Yazar Ümit Denizer'in kaleme aldığı, usta oyuncular Rutkay Aziz ile Taner Barlas'ın sahnelediği "Adalet Sizsiniz" adlı oyun, altı sezonda yaklaşık 200 kez oynandıktan sonra bu sene Ankara, Mardin, Urfa ve Antep'te, önceden anlaşma yapıldığı halde tadilat gibi gerekçelerle sahne verilmeyerek engellendi.

Denizer, oyunda tarih boyunca süregiden hukuksuzluklardan bahsedildiğini, ancak Türkiye'yle bir alakası olmadığını söylüyor. "Şunu teklif eden oldu. 'Oyunun adını değiştirin, öyle oynayın' dediler. Değiştirmedik, onlar da salonu açmadı" diyor.
Tüm bunlar, özel tiyatroların repertuarlarını, tiyatro anlayışlarını da etkiliyor. Pek çok oyuncu ve yönetmen, "Başıma bir iş gelir mi?" endişesiyle otosansür uyguluyor. Bazıları bunu inkar etmiyor.

İstanbul'da adı "Küçük Salon" gibi, 35-40 kişilik bir sahnede yenilikçi ve deneysel oyunlar sergileyen yönetmen Emre Tandoğan, bunlardan biri.

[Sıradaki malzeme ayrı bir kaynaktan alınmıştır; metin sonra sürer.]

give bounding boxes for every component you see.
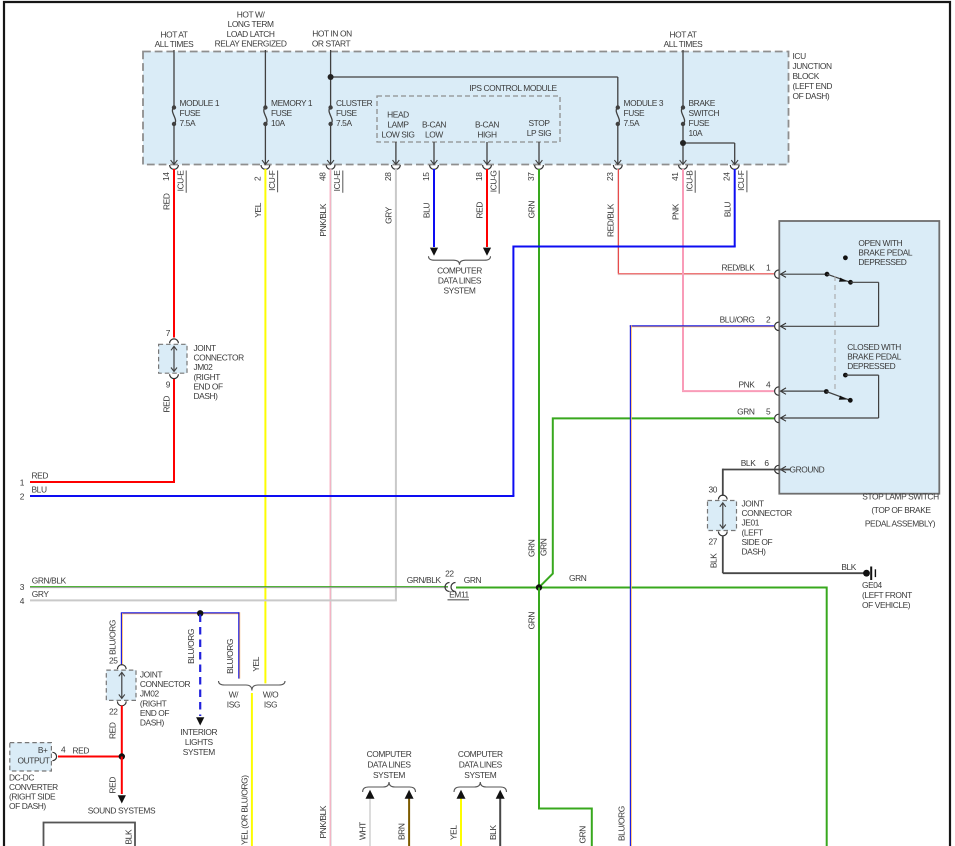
svg-text:ICU-E: ICU-E (332, 170, 342, 192)
svg-text:GRN: GRN (527, 612, 537, 630)
switch lower contact to pin 5 (781, 373, 879, 422)
merge brace W/ISG / W/O ISG (219, 681, 286, 710)
ground GE04 (863, 567, 875, 581)
switch upper (open with brake pedal depressed) (843, 238, 913, 267)
svg-text:GRN: GRN (527, 539, 537, 557)
svg-text:RED: RED (107, 777, 117, 794)
node HOT W/ LONG TERM LOAD LATCH RELAY ENERGIZED (215, 10, 287, 49)
svg-text:6: 6 (764, 458, 769, 468)
svg-text:DEPRESSED: DEPRESSED (858, 257, 906, 267)
pin 15 at ICU bottom edge (421, 165, 438, 181)
svg-text:JM02: JM02 (194, 362, 214, 372)
edge node 3 label (20, 575, 67, 592)
wire Cluster fuse to pin 48 (327, 124, 334, 165)
svg-text:24: 24 (722, 172, 732, 181)
svg-text:OF DASH): OF DASH) (793, 91, 830, 101)
svg-text:MODULE 3: MODULE 3 (624, 98, 664, 108)
wire BLK to computer data lines (bottom) (488, 790, 505, 846)
svg-text:DASH): DASH) (194, 391, 219, 401)
svg-text:ICU-G: ICU-G (489, 171, 499, 193)
svg-text:4: 4 (20, 596, 25, 606)
svg-text:COMPUTER: COMPUTER (437, 266, 482, 276)
stop lamp switch pin 4 (738, 380, 826, 396)
svg-text:RED/BLK: RED/BLK (721, 263, 755, 273)
svg-text:ICU: ICU (793, 51, 807, 61)
label GRN (vertical pair) (527, 538, 549, 557)
svg-text:PNK: PNK (738, 380, 755, 390)
svg-text:7.5A: 7.5A (336, 118, 352, 128)
pin 2 (ICU-F) at ICU bottom edge (252, 165, 277, 192)
svg-text:W/O: W/O (263, 690, 279, 700)
joint connector JM02 upper (pins 7/9) (159, 328, 187, 390)
joint connector JE01 (pins 30/27) (708, 485, 737, 547)
svg-text:DC-DC: DC-DC (9, 773, 34, 783)
svg-text:RED: RED (32, 471, 49, 481)
svg-text:(TOP OF BRAKE: (TOP OF BRAKE (871, 505, 931, 515)
system reference INTERIOR LIGHTS SYSTEM (180, 727, 217, 757)
svg-text:CONVERTER: CONVERTER (9, 782, 58, 792)
svg-text:OUTPUT: OUTPUT (17, 756, 49, 766)
wire RED to sound systems (arrow) (107, 757, 126, 804)
svg-text:OF VEHICLE): OF VEHICLE) (862, 600, 911, 610)
svg-text:BRN: BRN (397, 823, 407, 840)
system reference COMPUTER DATA LINES (bottom right) (454, 749, 507, 792)
DC-DC converter (B+ output box) (10, 743, 57, 771)
svg-text:MODULE 1: MODULE 1 (180, 98, 220, 108)
svg-text:HIGH: HIGH (477, 130, 497, 140)
svg-text:SOUND SYSTEMS: SOUND SYSTEMS (88, 806, 156, 816)
stop lamp switch pin 1 (721, 263, 827, 279)
svg-text:GRN/BLK: GRN/BLK (407, 575, 442, 585)
pin 24 (ICU-F) at ICU bottom edge (722, 165, 747, 192)
switch blade upper (825, 272, 853, 285)
svg-text:CLUSTER: CLUSTER (336, 98, 373, 108)
fuse MODULE 3 7.5A (616, 98, 664, 128)
svg-text:HEAD: HEAD (387, 110, 409, 120)
svg-text:JOINT: JOINT (742, 499, 764, 509)
IPS signal B-CAN HIGH (475, 120, 499, 165)
svg-text:4: 4 (61, 745, 66, 755)
svg-text:FUSE: FUSE (271, 108, 293, 118)
svg-text:YEL (OR BLU/ORG): YEL (OR BLU/ORG) (240, 775, 250, 845)
wire BLU/ORG branch (W/ ISG) (225, 612, 240, 678)
svg-text:10A: 10A (689, 128, 704, 138)
wire GRN junction down to bottom jog (527, 588, 592, 846)
svg-text:7.5A: 7.5A (180, 118, 196, 128)
wire GRN from EM11 to junction (456, 587, 539, 589)
wire PNK/BLK pin48 down to bottom (318, 169, 331, 846)
svg-text:DATA LINES: DATA LINES (367, 760, 411, 770)
svg-text:LP SIG: LP SIG (527, 128, 551, 138)
svg-text:(RIGHT: (RIGHT (140, 698, 167, 708)
fuse MEMORY 1 10A (263, 98, 313, 128)
wire RED JM02 pin22 to junction (107, 706, 121, 757)
wire Module 1 fuse to pin 14 (171, 124, 178, 165)
svg-text:1: 1 (20, 478, 25, 488)
svg-text:ICU-B: ICU-B (685, 170, 695, 192)
junction RED (119, 753, 125, 759)
svg-text:DEPRESSED: DEPRESSED (847, 361, 895, 371)
svg-text:LAMP: LAMP (387, 120, 409, 130)
svg-text:GROUND: GROUND (790, 465, 825, 475)
svg-text:DATA LINES: DATA LINES (459, 760, 503, 770)
pin 14 (ICU-E) at ICU bottom edge (161, 165, 186, 193)
svg-text:RED: RED (73, 746, 90, 756)
junction (hot in on branch) (328, 74, 334, 80)
wire feed to Memory 1 fuse (264, 50, 266, 108)
svg-text:3: 3 (20, 582, 25, 592)
svg-text:15: 15 (421, 172, 431, 181)
svg-text:GRY: GRY (32, 589, 50, 599)
svg-text:BLU: BLU (722, 202, 732, 217)
svg-text:LOW SIG: LOW SIG (381, 130, 414, 140)
svg-text:BLU/ORG: BLU/ORG (616, 806, 626, 841)
svg-text:DASH): DASH) (140, 718, 165, 728)
DC-DC converter label (9, 773, 58, 812)
svg-text:PNK/BLK: PNK/BLK (318, 805, 328, 838)
svg-text:MEMORY 1: MEMORY 1 (271, 98, 313, 108)
wire YEL to computer data lines (bottom) (449, 790, 466, 846)
svg-text:1: 1 (766, 263, 771, 273)
svg-text:ISG: ISG (264, 700, 277, 710)
svg-text:BRAKE PEDAL: BRAKE PEDAL (847, 352, 902, 362)
svg-text:22: 22 (109, 707, 118, 717)
svg-text:BLK: BLK (841, 562, 856, 572)
pin 18 (ICU-G) at ICU bottom edge (474, 165, 499, 194)
svg-text:JM02: JM02 (140, 689, 160, 699)
svg-text:GRN: GRN (539, 538, 549, 556)
svg-text:(RIGHT: (RIGHT (194, 372, 221, 382)
system reference COMPUTER DATA LINES (bottom left) (363, 749, 416, 792)
ICU junction block label (793, 51, 833, 101)
svg-text:28: 28 (383, 172, 393, 181)
wire BLU/ORG to JM02 pin 25 (107, 613, 122, 665)
svg-text:LIGHTS: LIGHTS (185, 737, 214, 747)
svg-text:41: 41 (670, 172, 680, 181)
svg-text:RED/BLK: RED/BLK (605, 203, 615, 237)
IPS signal STOP LP SIG (527, 118, 551, 165)
ICU junction block (box) (143, 52, 789, 165)
IPS signal HEAD LAMP LOW SIG (381, 110, 414, 165)
svg-text:22: 22 (445, 569, 454, 579)
svg-text:GE04: GE04 (862, 580, 883, 590)
wire GRN pin37 down to junction (527, 169, 539, 588)
joint connector JE01 label (742, 499, 793, 557)
joint connector JM02 lower (pins 25/22) (106, 656, 136, 717)
svg-text:30: 30 (708, 485, 717, 495)
svg-text:GRN: GRN (527, 201, 537, 219)
pin 48 (ICU-E) at ICU bottom edge (318, 165, 343, 193)
svg-text:IPS CONTROL MODULE: IPS CONTROL MODULE (469, 83, 557, 93)
svg-text:BLOCK: BLOCK (793, 71, 820, 81)
edge node 2 (BLU) (20, 485, 47, 502)
svg-text:STOP LAMP SWITCH: STOP LAMP SWITCH (862, 492, 939, 502)
edge node 4 (GRY) (20, 589, 50, 606)
svg-text:B-CAN: B-CAN (422, 120, 446, 130)
node HOT IN ON OR START (312, 29, 352, 49)
svg-text:HOT AT: HOT AT (160, 30, 187, 40)
svg-text:WHT: WHT (358, 822, 368, 840)
svg-text:ALL TIMES: ALL TIMES (664, 39, 704, 49)
svg-text:JOINT: JOINT (140, 670, 162, 680)
IPS signal B-CAN LOW (422, 120, 446, 165)
svg-text:EM11: EM11 (449, 590, 469, 600)
joint connector JM02 lower label (140, 670, 191, 728)
switch mechanical link (dashed) (834, 276, 836, 389)
wire GRY pin28 down and left to edge node 4 (30, 169, 397, 600)
system reference SOUND SYSTEMS (88, 806, 156, 816)
switch upper contact to pin 2 (781, 282, 879, 329)
svg-text:SIDE OF: SIDE OF (742, 537, 773, 547)
svg-text:48: 48 (318, 172, 328, 181)
svg-text:JE01: JE01 (742, 518, 760, 528)
IPS control module (dashed box) (377, 96, 560, 142)
svg-text:OF DASH): OF DASH) (9, 801, 46, 811)
svg-text:GRY: GRY (384, 206, 394, 224)
pin 28 at ICU bottom edge (383, 165, 400, 181)
svg-text:BRAKE: BRAKE (689, 98, 716, 108)
wire BLU/ORG distribution (horizontal) (121, 612, 239, 615)
svg-text:INTERIOR: INTERIOR (180, 727, 217, 737)
svg-text:JOINT: JOINT (194, 343, 216, 353)
wire Memory 1 fuse to pin 2 (262, 124, 269, 165)
svg-text:(LEFT FRONT: (LEFT FRONT (862, 590, 912, 600)
wire BLK stop lamp pin6 to JE01 pin 30 (723, 469, 790, 496)
wire GRN stop lamp pin5 to junction (540, 418, 774, 586)
svg-text:7: 7 (166, 328, 171, 338)
svg-text:37: 37 (526, 172, 536, 181)
stop lamp switch (box) (779, 221, 939, 494)
fuse MODULE 1 7.5A (172, 98, 220, 128)
svg-text:2: 2 (252, 176, 262, 181)
inline connector EM11 pin 22 (407, 569, 482, 600)
svg-text:BLU: BLU (32, 485, 47, 495)
pin 23 at ICU bottom edge (605, 165, 622, 181)
wire PNK pin41 to stop lamp switch pin4 (671, 169, 774, 391)
svg-text:BLK: BLK (708, 553, 718, 568)
svg-text:RELAY ENERGIZED: RELAY ENERGIZED (215, 38, 287, 48)
wire feed to Brake Switch fuse (682, 50, 684, 108)
svg-text:COMPUTER: COMPUTER (458, 749, 503, 759)
svg-text:HOT AT: HOT AT (669, 30, 696, 40)
svg-text:W/: W/ (229, 690, 240, 700)
svg-text:PNK: PNK (671, 203, 681, 220)
wire feed to Cluster fuse (330, 50, 332, 108)
svg-text:CONNECTOR: CONNECTOR (742, 508, 793, 518)
stop lamp switch pin 2 (720, 315, 779, 331)
wire RED pin18 to computer data lines (arrow) (475, 169, 492, 256)
wire GRN junction to right (down at x=827) (539, 573, 827, 846)
svg-text:10A: 10A (271, 118, 286, 128)
svg-text:END OF: END OF (194, 381, 224, 391)
svg-text:9: 9 (166, 380, 171, 390)
node HOT AT ALL TIMES (left) (155, 30, 195, 50)
svg-text:BLU/ORG: BLU/ORG (225, 639, 235, 674)
svg-text:DASH): DASH) (742, 547, 767, 557)
svg-text:BLU/ORG: BLU/ORG (107, 620, 117, 655)
wire YEL pin2 down (253, 169, 265, 683)
svg-text:ISG: ISG (227, 700, 240, 710)
svg-text:CLOSED WITH: CLOSED WITH (847, 342, 901, 352)
svg-text:BLU/ORG: BLU/ORG (186, 629, 196, 664)
wire BLU pin15 to computer data lines (arrow) (422, 169, 439, 256)
pin 41 (ICU-B) at ICU bottom edge (670, 165, 695, 193)
svg-text:END OF: END OF (140, 708, 170, 718)
svg-text:SYSTEM: SYSTEM (373, 770, 405, 780)
wire RED DC-DC pin4 to junction (58, 745, 122, 757)
switch lower (closed with brake pedal depressed) (847, 342, 902, 371)
svg-text:25: 25 (109, 656, 118, 666)
switch blade lower (824, 389, 853, 403)
IPS control module label (469, 83, 557, 93)
wire Brake Switch fuse to pins 41/24 (680, 124, 739, 165)
svg-text:LOW: LOW (425, 130, 443, 140)
svg-text:ICU-F: ICU-F (267, 170, 277, 191)
label YEL (W/O ISG branch) (251, 656, 261, 671)
svg-text:BLK: BLK (124, 829, 134, 844)
svg-text:GRN: GRN (569, 573, 587, 583)
svg-text:JUNCTION: JUNCTION (793, 61, 832, 71)
svg-text:GRN: GRN (464, 575, 482, 585)
svg-text:5: 5 (766, 407, 771, 417)
svg-text:COMPUTER: COMPUTER (367, 749, 412, 759)
svg-text:FUSE: FUSE (336, 108, 358, 118)
svg-text:CONNECTOR: CONNECTOR (140, 679, 191, 689)
svg-text:(RIGHT SIDE: (RIGHT SIDE (9, 792, 56, 802)
svg-text:GRN/BLK: GRN/BLK (32, 575, 67, 585)
svg-text:BLU/ORG: BLU/ORG (720, 315, 755, 325)
edge node 1 (RED) wire (30, 379, 175, 482)
wire RED/BLK pin23 to stop lamp switch pin1 (605, 169, 774, 275)
svg-text:(LEFT END: (LEFT END (793, 81, 833, 91)
svg-text:RED: RED (162, 396, 172, 413)
svg-text:SYSTEM: SYSTEM (183, 747, 215, 757)
svg-text:RED: RED (475, 202, 485, 219)
wire BLU/ORG stop lamp pin2 down to bottom (616, 325, 774, 846)
junction GRN (node) (536, 584, 542, 590)
svg-text:ICU-E: ICU-E (176, 170, 186, 192)
edge node 1 label (20, 471, 49, 488)
svg-text:HOT W/: HOT W/ (237, 10, 266, 20)
sound systems component box (partial) (44, 823, 136, 846)
wire Module 3 fuse to pin 23 (614, 124, 621, 165)
wire BLU pin24 to edge node 2 (30, 169, 736, 496)
stop lamp switch label (862, 492, 939, 529)
stop lamp switch pin 6 (ground) (741, 458, 825, 475)
fuse BRAKE SWITCH 10A (681, 98, 720, 138)
svg-text:18: 18 (474, 172, 484, 181)
svg-text:B+: B+ (38, 745, 48, 755)
svg-text:OPEN WITH: OPEN WITH (858, 238, 902, 248)
fuse CLUSTER 7.5A (328, 98, 372, 128)
system reference COMPUTER DATA LINES (top) (429, 256, 491, 295)
svg-text:HOT IN ON: HOT IN ON (312, 29, 352, 39)
svg-text:ICU-F: ICU-F (736, 170, 746, 191)
svg-text:FUSE: FUSE (624, 108, 646, 118)
stop lamp switch pin 5 (737, 407, 779, 423)
joint connector JM02 upper label (194, 343, 245, 401)
svg-text:BLU: BLU (422, 203, 432, 218)
wire BRN to computer data lines (397, 790, 414, 846)
svg-text:STOP: STOP (528, 118, 550, 128)
svg-text:GRN: GRN (737, 407, 755, 417)
svg-text:27: 27 (708, 537, 717, 547)
svg-text:RED: RED (162, 193, 172, 210)
svg-text:ALL TIMES: ALL TIMES (155, 39, 195, 49)
svg-text:B-CAN: B-CAN (475, 120, 499, 130)
svg-text:4: 4 (766, 380, 771, 390)
wire RED pin14 to joint connector JM02 pin7 (162, 169, 174, 338)
svg-text:FUSE: FUSE (689, 118, 711, 128)
node HOT AT ALL TIMES (right) (664, 30, 704, 50)
svg-text:LONG TERM: LONG TERM (228, 19, 274, 29)
wire branch to Module 3 fuse (331, 77, 618, 108)
svg-text:YEL: YEL (449, 825, 459, 840)
svg-text:SYSTEM: SYSTEM (443, 286, 475, 296)
svg-text:DATA LINES: DATA LINES (438, 276, 482, 286)
svg-text:(LEFT: (LEFT (742, 527, 764, 537)
svg-text:CONNECTOR: CONNECTOR (194, 353, 245, 363)
svg-text:2: 2 (766, 315, 771, 325)
svg-text:BLK: BLK (741, 458, 756, 468)
svg-text:BLK: BLK (488, 825, 498, 840)
svg-text:BRAKE PEDAL: BRAKE PEDAL (858, 248, 913, 258)
ground GE04 label (862, 580, 912, 610)
svg-text:RED: RED (107, 722, 117, 739)
svg-text:23: 23 (605, 172, 615, 181)
wire YEL (OR BLU/ORG) to bottom (240, 693, 252, 846)
junction BLU/ORG (197, 610, 203, 616)
svg-text:7.5A: 7.5A (624, 118, 640, 128)
wire BLK JE01 pin27 to ground GE04 (708, 536, 864, 574)
wire GRN/BLK edge node 3 to connector EM11 (30, 586, 448, 589)
pin 37 at ICU bottom edge (526, 165, 543, 181)
svg-text:SYSTEM: SYSTEM (464, 770, 496, 780)
wire feed to Module 1 fuse (173, 50, 175, 108)
svg-text:14: 14 (161, 172, 171, 181)
svg-text:SWITCH: SWITCH (689, 108, 720, 118)
svg-text:GRN: GRN (577, 826, 587, 844)
svg-text:OR START: OR START (312, 39, 351, 49)
wire BLU/ORG dashed to interior lights system (186, 615, 205, 726)
svg-text:YEL: YEL (251, 656, 261, 671)
svg-text:YEL: YEL (253, 202, 263, 217)
svg-text:2: 2 (20, 492, 25, 502)
wire WHT to computer data lines (358, 790, 375, 846)
svg-text:FUSE: FUSE (180, 108, 202, 118)
svg-text:PEDAL ASSEMBLY): PEDAL ASSEMBLY) (865, 519, 936, 529)
svg-text:PNK/BLK: PNK/BLK (318, 203, 328, 236)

Tandoğan, "Söylediklerinizden otosansür uyguladığınız sonucunu çıkarabilir miyiz?" sorusunu, "Kesinlikle çıkarabiliriz. Ne kadar karşısında olsam da farkında olmadan, mutlaka uygulamışımdır. Bu, istemeden işliyor kimliğinize" diye yanıtlıyor.

İŞSİZ KALMA KORKUSU

Özel tiyatro sanatçılarının en büyük kaygısı, sahnelerinin kapanabileceği ya da oyuncularının geçimini büyük oranda sağladığı dizilerde, gişe filmlerinde yer bulamayabileceği düşüncesi.
Erdem Akakçe, geçen yıl 11 ayını işsiz geçiren oyunculardan. "Bunun siyasi konjonktürle ilgili olduğunu düşünmek istemiyorum" diyor. "Ama" diye ekliyor, "iki kardeş koalanın maceralarını oynasam, birileri bundan rahatsız olabilir ve benim bir oyuncu olarak devam edememe ihtimalimi doğurabilir."

1980 darbesi döneminde ihraç edilip sonradan görevine dönen yönetmen Orhan Alkaya, tiyatroda bugün o dönemden farklı olarak daha fazla korku ekseni gördüğünü söylüyor. Bundan endişeli ama, umudunu koruyor:

"2008 yılında 27 Mart Dünya Tiyatro Günü Ulusal Bildirisi’ni ben kaleme almıştım. Orada söylemiştim: 'Tiyatro ümitsizliğin reddidir, çünkü oyun daima başlar.' Sonuç itibarıyla, bütün sıkıntılara karşın yola devam edilecek."